What Does the Lord Expect?

What Does the Lord Expect?
Luke 17:7-10
            Many of us have become hooked on Downton Abby—so much so that we can’t get enough.  We watch the original broadcasts.  We buy each season’s DVD’s.  We watch the background shows about the program:  the one about the castle that is used for the setting, and anything else they think will sell—even reruns.  I even remember a political cartoon based on the show right after they killed off Matthew.
            This show has given us a good look at British aristocracy in the first third of the 20th century.  We have gained insights into how they relate to each other, to the “lower classes,” and especially to the servant class.  The family with whom we have become so acquainted treats their servants well, but we are left with no doubt as to the presence of class distinction.  We know who the masters are and who the servants are, and (except in one case) there is no socializing between them. 
            This is also the cultural situation which is the setting for Jesus’ parable of the obedient servant.  The usual translation of the parable’s opening phrase is, “Will any one of you who has a servant…?”  Sometimes it will read, “Which of you, having a servant…?”  Kenneth Bailey, a man long acquainted with the Middle East and several Middle Eastern languages (he taught there for almost thirty years) says there is a better, more accurate translation.  He begins his version with the words, “Can you imagine having a servant…?”

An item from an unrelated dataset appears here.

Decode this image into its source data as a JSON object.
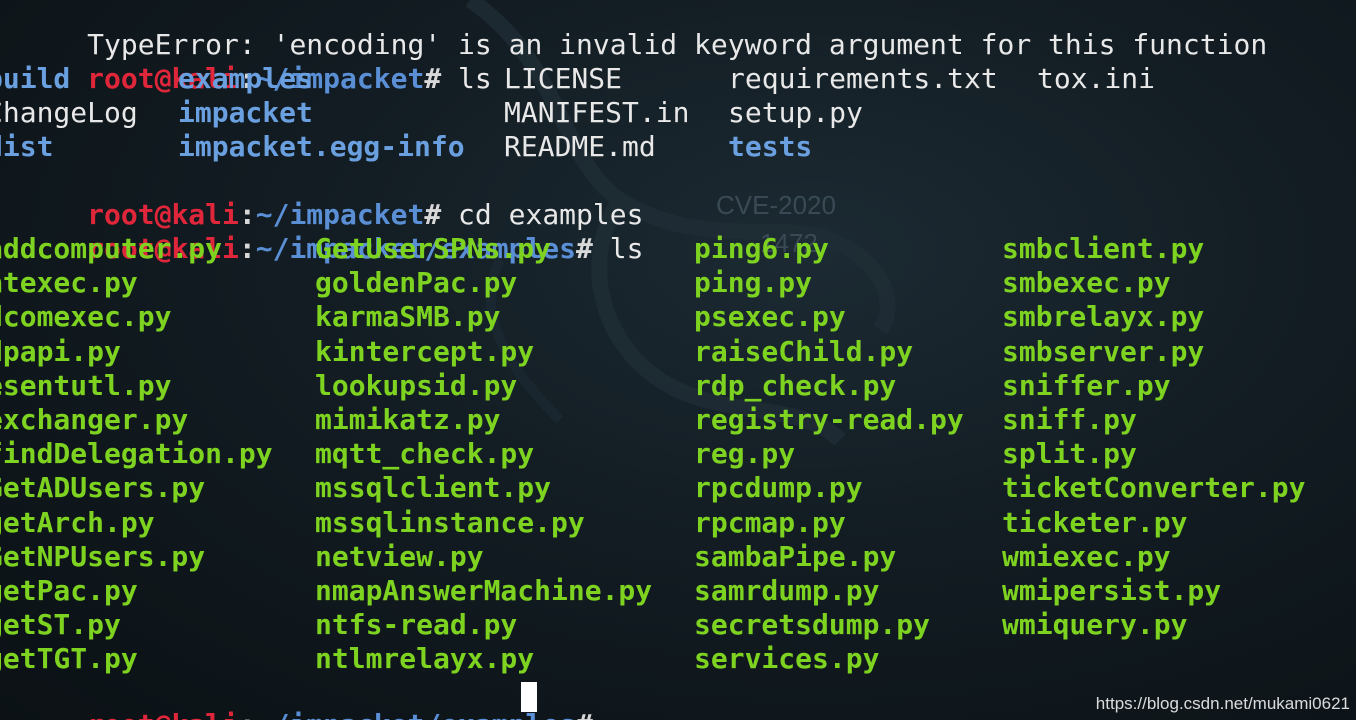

            For him, this translation makes more sense because the answer from the audience would be a resounding, “No!”  No one listening to Jesus could imagine any master rewarding a servant in this way.  Everyone in the crowd would have understood the master/servant relationship as surely as does every character in Downton Abby.  There would be no question as to who gets to eat first.  The master is the master and the servant is the servant.  The servant serves the master then eats.
            Bailey says we shouldn’t feel sorry for the servant.  It’s not that he’s been plowing the field or tending sheep since sunup.  The servant has had what to us would seem a rather short work day—certainly not the eight (perhaps eight plus) hours that constitute our normal load.  The servant has not been worked nearly to death.  Instead, he has put in what we would think of as about a half-day’s work.
            The truth is that no servant would expect special consideration for doing a day’s labor.  He did what was expected of him in the fields; now it’s time to do the household chores.  It is also true that, unlike our culture, where servants are rare, Middle Eastern families, except for the very poor, would likely have at least one hired person to do the more menial chores.  It is even possible that the master in this story would have put in as much work as the servant.  This certainly would be the case in, for instance, fishing families like that of Zebedee, who, even though he himself worked and had two sons in the business, still had “hired hands” to help with the load.
            The point Jesus is trying to make is that the master owed his servant no special consideration for completing his work.  The servant had merely done what was expected of him during the day.  Now he is expected to prepare the evening meal and serve it. 

            Just so should we not, when we have done everything God requires of us, expect any special consideration.  God owes us nothing for our labor.  There is no such thing as “work righteousness.”  We have done what was expected of us.  Therefore, we should say with the servant in the parable, “Nothing is owed us.  We have only done what was our duty.”